Faith’s schedule revealed a striking truth: free time isn’t exactly free time. Do students genuinely have the time or energy for personal hobbies mid all the commitments?

“Most of my summer’s spent working full-time,” Maggie explains, “but when I do have time to do other things, I try to get dinner with my friends or family, and I love to read and get outside and be active. But it's hard when I'm working 8-5 every day,” she says with a laugh.

Meanwhile, Jenelle says her favorite hobbies in summer are running, reading outside and “staying up to date with politics”. Many students, even those outside of these interviews, have also mentioned politics at one point or another.

“I feel like I’ve been neglecting nurturing my hobbies this summer, though, as I’m doing what I can to build my resume. As you may know, the Computer Science field is oversaturated, and the current administration is making it increasingly difficult for lower income students to earn higher education with the new ‘Big Beautiful Bill’ that just passed,” says Janelle.

“With all these obstacles, I’m trying to stay as committed as possible to my education and gaining the experience I need to be successful in this very strange climate that’s breeding itself.”

“Oversaturated” is also a word that crops up time and time again in these conversations, and one I’ve heard among my own peers more times than I can count in the past several years.

This oversaturation is not imagined. Graduate unemployment rates have risen in both the US and UK. According to AP news, American graduates are facing one of the toughest job markets in over a decade, and the unemployment rate for recent graduates has reached its highest level in over 12 years, exceeding the overall unemployment rate in the US.

I asked Maggie if her peers were dealing with similar pressures or if her situation was in the minority.

“Actually, all my friends are working during the summer to some extent. And at UT, there's a housing crisis, so there's not enough on-campus housing. As a second-year, I have to think, ‘Well, I need to pay for my apartment, tuition and billing,’ so that has been a big thing for me of, ‘Oh, okay, I really need to figure out how to pay for this!’

“That has been really, very stressful… It's something I never thought I'd have to figure out this young, but I feel grateful that I'm learning from other family members’ mistakes and what they wish they’d done differently.”

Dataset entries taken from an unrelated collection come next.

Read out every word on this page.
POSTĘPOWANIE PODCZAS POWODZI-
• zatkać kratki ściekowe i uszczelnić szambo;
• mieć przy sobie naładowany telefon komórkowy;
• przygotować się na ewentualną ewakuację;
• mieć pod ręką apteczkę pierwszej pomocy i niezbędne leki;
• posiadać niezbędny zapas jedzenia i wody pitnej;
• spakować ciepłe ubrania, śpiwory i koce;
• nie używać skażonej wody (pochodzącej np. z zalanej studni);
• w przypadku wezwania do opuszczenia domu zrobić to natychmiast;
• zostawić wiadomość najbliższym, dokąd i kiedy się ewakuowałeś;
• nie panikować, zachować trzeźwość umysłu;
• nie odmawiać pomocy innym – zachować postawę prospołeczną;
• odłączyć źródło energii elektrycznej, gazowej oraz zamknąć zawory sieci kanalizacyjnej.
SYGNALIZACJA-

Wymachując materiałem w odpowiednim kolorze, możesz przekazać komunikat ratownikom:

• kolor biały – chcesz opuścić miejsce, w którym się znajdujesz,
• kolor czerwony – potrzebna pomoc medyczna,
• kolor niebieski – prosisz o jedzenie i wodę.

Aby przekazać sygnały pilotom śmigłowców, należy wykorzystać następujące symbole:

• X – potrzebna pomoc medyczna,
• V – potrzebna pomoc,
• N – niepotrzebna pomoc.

UT is not the only institution facing a housing crisis, and the student housing crisis is not something new. One survey in 2020 found that, of 195,000 students surveyed, a whopping 48 percent reported experiencing some kind of housing insecurity and 14 percent had experienced homelessness. Nonetheless, student rent and tuition continue to soar above household income, pushing many students to live off-campus with relatives or drop out altogether.

If pressures weren’t already high enough when I was entering the undergraduate scene in 2017, circumstances have only amplified in the years since. Even as a graduate of a Master’s Programme in London that ended just under two years ago, many of my classmates struggled to find jobs within our field, and some still not being able to do so after a year of the course’s completion. Several of us voiced feeling ill-advised on just how difficult the current job market is to break into, despite having two, three and even four advanced degrees. Two of my personal friends from the course have now turned their efforts towards applying to PhD programs just to be able to stay in the UK on a visa.

Despite the obstacles students are currently facing – the ever-growing housing crisis, the ever-diminishing job market, the increasingly unstable political climate – I do find it beautiful that people in my generation still fight for small moments of joy, even if that’s just singing in the car on the commute to work. Yet we certainly can, and must, do better for our young people – a rising unemployment rate, especially within a higher education demographic, hurts everyone in the long-run.